The SCT requires setting reasonable, achievable goals and the FCCH director and CCHC do so together by documenting the specific IPM practices they will focus on during the intervention. The Stepwise Model demonstrates a logical model for the CCHC to follow by providing educational workshops, consultation to the child care director to focus on the gaps identified during the assessments, and implementation or editing of policies that lead to changes in practices that potentially impact children’s health [38
]. Interventions that have utilized nurse-led child care health consultation have used the Stepwise Model effectively [27
Since the HSA does not apply to FCCHs in California, FCCH directors and their staff have not received the same IPM outreach as child care center providers and are more likely to be unaware of or untrained in IPM practices. California’s state regulations specify the storage of pesticides, but not the use of pesticides or pest management practices in FCCHs. Therefore, we designed an IPM project for FCCHs based on our previous work with IPM in CCCs [27
]. The overall project goal was to reduce the exposures to pests and pesticides of children under six years of age attending FCCHs in Northern California in order to minimize the risk of adverse health outcomes later in life.

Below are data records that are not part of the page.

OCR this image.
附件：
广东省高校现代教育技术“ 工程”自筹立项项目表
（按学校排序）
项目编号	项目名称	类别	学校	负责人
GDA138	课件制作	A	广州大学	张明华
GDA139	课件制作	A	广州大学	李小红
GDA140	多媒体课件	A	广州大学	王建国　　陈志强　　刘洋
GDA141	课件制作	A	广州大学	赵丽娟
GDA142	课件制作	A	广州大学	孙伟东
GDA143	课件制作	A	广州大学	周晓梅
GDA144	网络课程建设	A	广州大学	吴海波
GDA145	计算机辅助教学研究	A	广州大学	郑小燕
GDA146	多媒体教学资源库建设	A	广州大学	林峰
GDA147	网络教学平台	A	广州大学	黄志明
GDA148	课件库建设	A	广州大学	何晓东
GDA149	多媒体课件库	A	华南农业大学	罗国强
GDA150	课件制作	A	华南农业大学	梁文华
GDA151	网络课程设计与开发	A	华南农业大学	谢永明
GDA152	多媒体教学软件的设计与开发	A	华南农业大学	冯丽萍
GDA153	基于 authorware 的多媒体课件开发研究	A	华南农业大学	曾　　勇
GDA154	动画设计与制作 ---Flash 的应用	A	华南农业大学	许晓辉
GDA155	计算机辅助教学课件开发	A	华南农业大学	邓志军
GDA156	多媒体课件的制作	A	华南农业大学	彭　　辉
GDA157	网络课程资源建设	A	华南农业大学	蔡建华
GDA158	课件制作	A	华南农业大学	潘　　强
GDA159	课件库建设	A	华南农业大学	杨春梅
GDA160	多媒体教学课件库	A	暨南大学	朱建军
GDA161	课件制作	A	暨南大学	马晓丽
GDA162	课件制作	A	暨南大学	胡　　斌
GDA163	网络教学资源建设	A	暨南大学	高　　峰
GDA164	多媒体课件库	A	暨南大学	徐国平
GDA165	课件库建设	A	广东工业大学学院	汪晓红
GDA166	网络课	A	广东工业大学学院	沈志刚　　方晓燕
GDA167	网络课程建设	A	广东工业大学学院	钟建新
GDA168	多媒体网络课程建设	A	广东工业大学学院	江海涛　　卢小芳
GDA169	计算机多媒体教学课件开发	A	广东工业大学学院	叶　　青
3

This three-year IPM pilot project’s aims were: (1) to develop IPM educational materials and resources and an IPM workshop for FCCH directors; (2) to evaluate a nurse CCHC-led intervention program for FCCH directors to increase IPM knowledge, IPM practices, IPM policies, and decrease the presence or evidence of pests; and, (3) to identify if FCCH education, FCCH location (i.e., county), or CCHC intervention duration or intensity was related to improved IPM practices.
2. Materials and Methods
2.1. Development of IPM Materials
The project’s first aim to develop IPM educational materials and resources was completed in four phases. The first phase involved conducting three focus groups, one in each county, with licensed FCCH directors to determine their awareness of IPM and their IPM needs in order to inform our staff about content to include in the IPM Toolkit for FCCHs. We recorded and transcribed the focus group discussions and then conducted a thematic analysis.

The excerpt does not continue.